Now the album is recorded, it’s got to come out and this is where things leave your control. A band like Blood Ceremony is so steeped in the doom metal world, but with influences from Steeleye Span and Motown you could so easily be embraced by so many other music worlds. There is nothing to say that a fan of Lana Del Rey or Chelsea Wolfe couldn’t love Lord Of Misrule, does it frustrate you that you seem to pegged to one genre?

AO: I love Lana Del Rey and Chelsea Wolfe. I think, there are a number of factors. It might be the way we’re marketed. Being embedded in the world of metal might make our music off-putting to anyone who hasn’t heard it. If you see the photos of us where I’m holding a dagger and I look like Vampira, and you see the name Blood Ceremony, you’re probably not going to imagine what we sound like. Perhaps the way we’ve chosen to represent ourselves could also limit our appeal to certain listeners.

I always want to reach as many people as possible but I think most important to us is just be able to keep putting out music that we’re very proud of. I think world takeover may not be possible [LAUGHS] and it’s hard to know what will cause a song or a music video to start to circulate widely, so I suppose we will always hope that one of our songs will make the rounds and break through to new pockets of music fans.

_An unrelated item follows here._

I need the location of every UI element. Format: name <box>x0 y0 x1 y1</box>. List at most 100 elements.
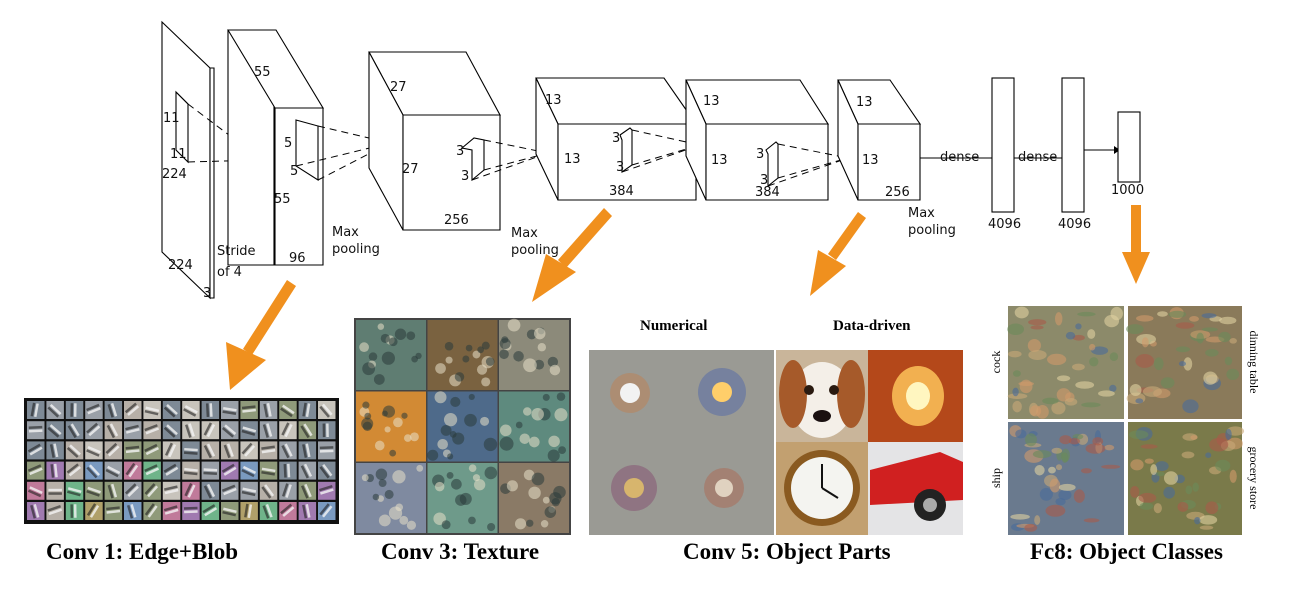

Blood Ceremony also blazed a trail for the many bands in the doom rock universe that have taken your lead in delving into the dark arts and singing paeans to Pan and the ancient ways. Back when you started there was only really The Devil’s Blood, who tragically are no more. Now though there are so many bands with female singers following in the shadows of Grace Slick, Jinx Dawson and Stevie Nicks, why do you think this style of music has been so prolific of late?

AO: Isn’t it awesome and empowering? It’s nice to feel like we’re taking over in a way [LAUGHS]. It’s weird, it’s got to be a combination of factors. I could lay out all sorts of socio-political reasons that I think embracing themes of mysticism and magic might be appealing to our generation but I think we live in this hyper-digital, hyper-compartmentalised, hyper-rational automated age and so the occult seems like the ultimate escape from that, the ultimate foil to our realities. I feel there is something to be said about why this is popular now, but that being said, we’ve been a band for ten years so it’s been interesting to have been there early on when there weren’t a lot of people doing this and now to see a global scene emerge where people are all looking back to the same musical eras, drawing influences from similar artists, being inspired by similar films and works of literature and ideas and mythological tales. It’s very interesting to see this really balloon and become a genre. And then to see a band like Ghost win a Grammy and be on the Colbert Report, it’s all very surreal and incredible. It’s funny and it’s great, because we had our inspirations in the early days too, we were looking to Electric Wizard and Witchcraft. I think it’s great when people draw influence from currently active acts and honour their sources of inspiration.

Last time we spoke you were doing a masters, is Blood Ceremony now your full-time focus?

AO: I was doing my masters in ethnomusicology, the anthropological study of music and I’m now going my PHD on the sonic geography of sounds amongst Muslim groups in the Toronto area. I’m interested in things like silence and the voice, who gets to use their voice, where and when? It keeps me grounded and takes me outside the realm of music and sound I’m familiar with. In a way my research and my studies keep it real and help me get outside of myself and my own tastes, which I think is really healthy and which was maybe part of a motivating force for me to write some songs that were not necessarily proto-typical Blood Ceremony songs for this album.

Sounds incredible, yet you’ve found time to tour. You’re heading to Europe next month, is that right?

AO: It’s weirdly soon. How the time flies. We’re doing a pretty short tour actually, which is good and bad. We won’t make as much money obviously but we’ll be able to enjoy ourselves and not get too tuckered out. We’re doing some club dates and then we finish up at Desertfest in London. It will be the triumphant conclusion to our first Lord Of Misrule tour.